Political correspondent Christian Kerr writes:


Now for some housing policy alternatives?




There were plenty of chuckles yesterday after theTelegraphreported that Kim Beazley can’t afford to buy a Sydney home.

“Mr
Beazley said the experience of trying to find a property had left him
sympathetic towards Sydneysiders trying to enter the property market,”
the Telegraph reported. “I have a real understanding of how
difficult it is for people in Sydney in finding affordable
accommodation to rent or buy,” it quoted him as saying. “As Opposition
Leader, Mr Beazley earns $197,524 a year,” it also mentioned.

That’s
not a bad position to be in. What about everyone else? Given that
Beazley has first-hand experience of the housing squeeze, when are we
going to see some alternative policies? Beazley’s been very quiet over
the last week or so, but know we must surely be about to learn how
Labor is going to deal with the housing bubble. Or will details pop the
small target strategy?


Democracy comes to WA

One vote,
one value laws passed the Western Australian Parliament on Friday. Finally,
Sandgropers will have an electoral system where Lower House seats have similar
numbers of voters. Six seats will be removed from regional areas and eight added
to the city, but seven sparsely populated regional electorates will be
quarantined.

Electoral affairs minister Jim McGinty declared it a “truly
great day for democracy” in WA. “We’re now with the rest of Australia, with
every citizen having an equal say in electing their government,” he said. Sorta,
Jim. Sorta. It still seems that some Western Australians are more important than
others.

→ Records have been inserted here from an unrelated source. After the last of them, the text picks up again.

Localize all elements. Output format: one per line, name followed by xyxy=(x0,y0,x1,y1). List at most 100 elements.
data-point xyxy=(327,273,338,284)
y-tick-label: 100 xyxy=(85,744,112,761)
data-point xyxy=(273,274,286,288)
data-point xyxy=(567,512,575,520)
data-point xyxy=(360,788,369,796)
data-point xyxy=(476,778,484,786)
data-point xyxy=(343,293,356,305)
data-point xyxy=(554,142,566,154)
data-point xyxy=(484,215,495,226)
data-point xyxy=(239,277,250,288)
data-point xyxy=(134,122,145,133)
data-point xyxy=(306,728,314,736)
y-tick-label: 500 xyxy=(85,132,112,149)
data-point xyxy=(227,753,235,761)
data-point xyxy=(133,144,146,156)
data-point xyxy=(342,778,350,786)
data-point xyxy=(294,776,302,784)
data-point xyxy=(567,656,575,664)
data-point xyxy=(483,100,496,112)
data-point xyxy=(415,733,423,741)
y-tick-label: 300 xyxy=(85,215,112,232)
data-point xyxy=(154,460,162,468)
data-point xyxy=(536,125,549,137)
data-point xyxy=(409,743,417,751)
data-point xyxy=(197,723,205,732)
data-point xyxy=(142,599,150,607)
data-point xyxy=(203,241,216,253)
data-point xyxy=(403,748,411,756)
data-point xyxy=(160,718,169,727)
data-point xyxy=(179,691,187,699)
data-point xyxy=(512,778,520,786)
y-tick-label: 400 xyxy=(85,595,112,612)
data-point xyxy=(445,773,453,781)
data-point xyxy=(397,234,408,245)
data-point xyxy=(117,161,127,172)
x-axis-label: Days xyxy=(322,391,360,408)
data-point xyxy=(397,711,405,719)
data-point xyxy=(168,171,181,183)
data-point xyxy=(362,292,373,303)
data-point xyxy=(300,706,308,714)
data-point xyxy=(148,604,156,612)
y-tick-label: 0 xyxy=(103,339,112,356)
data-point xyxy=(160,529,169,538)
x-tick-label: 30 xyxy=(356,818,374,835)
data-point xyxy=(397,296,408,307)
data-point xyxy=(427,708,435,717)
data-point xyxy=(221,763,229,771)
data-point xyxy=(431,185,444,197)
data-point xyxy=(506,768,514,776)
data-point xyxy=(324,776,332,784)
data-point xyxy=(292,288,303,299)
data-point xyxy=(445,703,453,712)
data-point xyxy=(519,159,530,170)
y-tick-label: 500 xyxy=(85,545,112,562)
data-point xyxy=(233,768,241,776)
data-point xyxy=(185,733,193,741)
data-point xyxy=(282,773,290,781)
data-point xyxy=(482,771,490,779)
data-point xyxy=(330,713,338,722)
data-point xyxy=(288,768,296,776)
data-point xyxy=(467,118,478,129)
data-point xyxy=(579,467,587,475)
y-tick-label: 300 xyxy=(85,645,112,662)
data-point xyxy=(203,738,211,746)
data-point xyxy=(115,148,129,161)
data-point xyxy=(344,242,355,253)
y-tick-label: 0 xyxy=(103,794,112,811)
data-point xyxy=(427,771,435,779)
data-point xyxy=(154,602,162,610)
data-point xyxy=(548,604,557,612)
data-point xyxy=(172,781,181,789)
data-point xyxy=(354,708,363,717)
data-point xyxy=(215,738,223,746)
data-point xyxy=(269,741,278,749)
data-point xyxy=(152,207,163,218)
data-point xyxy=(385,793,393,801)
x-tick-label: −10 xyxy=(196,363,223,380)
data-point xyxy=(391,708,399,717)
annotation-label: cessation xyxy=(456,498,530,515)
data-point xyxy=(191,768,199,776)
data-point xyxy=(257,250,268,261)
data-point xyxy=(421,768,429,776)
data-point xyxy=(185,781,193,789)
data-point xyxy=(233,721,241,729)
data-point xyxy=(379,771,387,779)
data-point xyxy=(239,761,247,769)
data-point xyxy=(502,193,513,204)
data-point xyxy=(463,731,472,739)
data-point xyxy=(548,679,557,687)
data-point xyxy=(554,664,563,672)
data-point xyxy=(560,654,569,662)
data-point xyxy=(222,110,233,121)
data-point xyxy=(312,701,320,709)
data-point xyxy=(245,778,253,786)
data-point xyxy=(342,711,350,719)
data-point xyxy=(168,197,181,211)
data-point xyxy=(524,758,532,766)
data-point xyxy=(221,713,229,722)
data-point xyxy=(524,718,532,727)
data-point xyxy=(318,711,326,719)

The malapportionment cuts both ways, after all.

It seems to have
cut deeper into the conservative vote, however. The Coalition has consistently
derided the idea of one vote, one value as Chartist nonsense. Opposition
electoral affairs spokesman Norman Moore says country people will suffer under
the changes because the parties will now focus more on city areas. “The Liberal
Party now has to work out how it’s going to win more seats in the city, if it’s
ever going to win government again and the tragedy of that is it’s going to make
it more city-centric,” he said. “The country areas, which even now under the
current system don’t think they get a fair go are going to be even further
ignored.”

Er, Norm, mate, isn’t our system of government called
“representative democracy”? And your first comments are a little blunt. ““The
Liberal Party now has to work out how it’s going to win more seats in the city,
if it’s ever going to win government again.” Er, yes – because that’s where
people live. And that’s your problem.


Pollies’ cars – the final word

OK, so it’s
not in the essential swearing dictionary, Roger’s Profanisaurus, or in the OED, but we’ve been
referred to authorities
that convince us that Pajero does indeed have a double meaning, in Catalonian
dialect as well as Latin American slang. And lots of parliamentarians have been
nominated as Pajeros, not just Pajero drivers.

So here’s our final “what
does your politics say about the sort of car you’d drive” wrap:

• Howard:
Camry V6 – solid and reliable but a bit boring. It can be a bit expensive in
town running (or the lead-up to an election).

• Beazley: Falcon sedan –
solid and usually reliable, however at times it can be a lemon with not enough
homework involved in its building.

• The Nationals: Land Cruiser
travelling exclusively in the city – a bloody nuisance.

• The Greens:
Daihatsu Sirion travelling in the fast lane of a freeway – courting disaster as
well as being a bigger nuisance.

• The Democrats: Holden Kingswood about
to go to the wreckers, all clapped out and unwanted.

But before we end
this debate we’d better acknowledge this comment from a subscriber: “John Howard
doesn’t match any car. Isn’t that why he has to walk to shops every morning?”


God on their side

While the media has been full of Liberal leadership
speculation, there’s also been some interesting positioning on the opposition
benches. Family First Senator Steve Fielding takes his seat on 1 July, and a
number of Labor wannabes want to get God on their side.

Self-described
“Christian socialist” Kevin Rudd appeared on the ABC’s religious affairs program
Compasslast night, talking
up his credentials with Geraldine Doogue. And we’ve seen the single and
childless Julia Gillard at the National Press Club doing a tag team with
Virginia Haussegger on family issues. The former Slater and Gordon lawyer also
turned up on Compass, as did Labor’s Faith, Politics and Values working
group, which is trying to court Family First.

Are things really so bleak
for Labor that its next generation of leaders think their only chance of
reclaiming government is through divine intervention?